The following are the seven vulnerabilities discovered by the JFrog Security Team:
- CVE-2021-43304 and CVE-2021-43305: Heap buffer overflow vulnerabilities in LZ4 compression codec
- CVE-2021-42387 and CVE-2021-42388: Heap-out-of-bounds read vulnerabilities in the LZ4 compression codec
- CVE-2021-42389: Divide-by-zero vulnerability in delta compression codec
- CVE-2021-42390: Divide-by-zero vulnerability in delta double compression codec
- CVE-2021-42391: Divide-by-zero vulnerability in Gorilla compression codec
CVE-2021-42388 and CVE-2021-42387
With these two vulnerabilities, a copy operation is performed from the match pointer to the output pointer, possibly copying memory outside the range in front of the “dest” memory buffer. Accessing memory outside the bounds of the buffer can reveal sensitive information or, in certain cases, cause the application to crash due to a segmentation fault. CVE-2021-42387 is a similar vulnerability to CVE-2021-42388 that exceeds the upper bounds of the compressed buffer (source) as part of the copy operation.
CVE-2021-42389, CVE-2021-42390 and CVE-2021-42391
These are “divide-by-zero” vulnerabilities in various codecs supported by ClickHouse. They are based on the fact that the first byte of the compressed buffer is set to zero. The decompression code reads the first byte of the compressed buffer and thus performs a modulo operation to obtain the rest. In most cases, the modulo operation in Intel x86-64 is performed by a DIV command that not only divides the numbers, but also stores the rest in a register. These vulnerabilities were found by “smart fuzzing” the decompression mechanism. Smart Fuzzing uses the knowledge of the input format to generate input data that adheres (relatively) to the expected protocol scheme, instead of completely random data.

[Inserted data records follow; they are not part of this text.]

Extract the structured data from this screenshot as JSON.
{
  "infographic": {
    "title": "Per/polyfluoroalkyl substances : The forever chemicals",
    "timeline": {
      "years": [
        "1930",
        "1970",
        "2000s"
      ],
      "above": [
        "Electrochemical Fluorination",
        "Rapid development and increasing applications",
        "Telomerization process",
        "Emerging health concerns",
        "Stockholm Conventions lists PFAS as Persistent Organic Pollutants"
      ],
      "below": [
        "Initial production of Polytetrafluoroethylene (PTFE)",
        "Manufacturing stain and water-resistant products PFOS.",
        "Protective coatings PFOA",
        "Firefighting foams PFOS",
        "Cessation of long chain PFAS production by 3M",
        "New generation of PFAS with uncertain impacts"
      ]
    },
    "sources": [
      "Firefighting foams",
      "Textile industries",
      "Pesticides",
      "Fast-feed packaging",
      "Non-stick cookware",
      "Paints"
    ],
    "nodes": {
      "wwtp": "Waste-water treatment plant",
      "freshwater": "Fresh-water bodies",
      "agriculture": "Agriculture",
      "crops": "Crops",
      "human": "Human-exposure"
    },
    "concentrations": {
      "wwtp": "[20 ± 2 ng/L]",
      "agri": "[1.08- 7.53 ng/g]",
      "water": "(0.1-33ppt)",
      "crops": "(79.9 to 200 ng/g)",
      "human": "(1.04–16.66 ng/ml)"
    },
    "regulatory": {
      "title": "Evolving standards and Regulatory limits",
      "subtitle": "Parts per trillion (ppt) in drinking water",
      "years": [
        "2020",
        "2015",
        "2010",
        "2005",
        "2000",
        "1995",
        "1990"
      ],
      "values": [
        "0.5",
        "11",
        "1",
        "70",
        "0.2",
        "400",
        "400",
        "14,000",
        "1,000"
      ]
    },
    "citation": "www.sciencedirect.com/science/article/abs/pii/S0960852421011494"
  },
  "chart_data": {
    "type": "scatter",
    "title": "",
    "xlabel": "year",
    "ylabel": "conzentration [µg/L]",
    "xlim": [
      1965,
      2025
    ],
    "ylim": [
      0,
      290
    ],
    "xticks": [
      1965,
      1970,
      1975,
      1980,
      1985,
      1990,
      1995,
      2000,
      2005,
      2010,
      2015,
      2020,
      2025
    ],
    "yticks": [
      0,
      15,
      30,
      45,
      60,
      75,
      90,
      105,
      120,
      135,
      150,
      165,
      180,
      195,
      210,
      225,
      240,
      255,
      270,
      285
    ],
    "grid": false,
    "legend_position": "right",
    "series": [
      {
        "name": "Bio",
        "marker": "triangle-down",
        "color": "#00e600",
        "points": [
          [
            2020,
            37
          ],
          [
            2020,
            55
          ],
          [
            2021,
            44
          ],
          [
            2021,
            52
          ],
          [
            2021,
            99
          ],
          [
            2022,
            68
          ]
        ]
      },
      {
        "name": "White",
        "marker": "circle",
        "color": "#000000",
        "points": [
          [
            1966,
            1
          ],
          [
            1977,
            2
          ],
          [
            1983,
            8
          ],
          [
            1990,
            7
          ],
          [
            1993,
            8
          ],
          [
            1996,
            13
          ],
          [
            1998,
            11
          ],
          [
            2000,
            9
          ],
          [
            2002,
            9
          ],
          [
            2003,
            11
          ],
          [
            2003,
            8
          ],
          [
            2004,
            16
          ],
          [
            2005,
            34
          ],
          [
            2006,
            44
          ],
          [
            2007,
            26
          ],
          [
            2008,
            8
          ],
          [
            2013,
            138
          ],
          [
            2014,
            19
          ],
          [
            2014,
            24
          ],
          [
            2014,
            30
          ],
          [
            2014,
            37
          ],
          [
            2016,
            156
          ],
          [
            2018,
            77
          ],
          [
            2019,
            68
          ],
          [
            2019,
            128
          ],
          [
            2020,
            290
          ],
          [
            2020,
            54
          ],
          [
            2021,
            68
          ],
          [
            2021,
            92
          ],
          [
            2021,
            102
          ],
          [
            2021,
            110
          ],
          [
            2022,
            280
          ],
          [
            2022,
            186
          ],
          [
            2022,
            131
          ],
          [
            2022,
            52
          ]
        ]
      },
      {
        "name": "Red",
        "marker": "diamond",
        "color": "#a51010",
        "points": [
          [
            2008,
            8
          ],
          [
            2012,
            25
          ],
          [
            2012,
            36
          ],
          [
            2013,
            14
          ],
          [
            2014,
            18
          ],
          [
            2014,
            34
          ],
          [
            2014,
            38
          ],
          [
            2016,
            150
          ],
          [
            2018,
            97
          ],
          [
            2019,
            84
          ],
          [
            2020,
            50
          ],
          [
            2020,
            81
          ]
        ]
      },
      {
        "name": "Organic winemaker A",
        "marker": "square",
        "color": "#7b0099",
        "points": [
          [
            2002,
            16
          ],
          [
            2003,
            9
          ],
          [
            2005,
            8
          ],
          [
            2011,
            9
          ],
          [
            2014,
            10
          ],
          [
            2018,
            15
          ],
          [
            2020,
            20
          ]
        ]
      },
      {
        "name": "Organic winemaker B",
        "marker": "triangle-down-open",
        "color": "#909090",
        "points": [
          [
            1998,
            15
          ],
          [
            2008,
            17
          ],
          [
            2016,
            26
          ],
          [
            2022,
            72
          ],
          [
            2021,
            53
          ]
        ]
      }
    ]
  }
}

Fixing the vulnerabilities
To fix these problems, ClickHouse needs to be updated to version v220.127.116.11-stable or higher. If an upgrade is not possible, firewall rules must be added to the server that restrict access to the web port (8123) and the TCP server port (9000) only to certain clients. JFrog products are not vulnerable to this problem because they do not use the ClickHouse DBMS. In addition to detecting new vulnerabilities and threats, JFrog provides developers and security teams with easy access to the latest relevant information for their software – including the use of PJSIP open source library versions and associated CVEs – through automatic security scanning using the JFrog Xray SCA tool.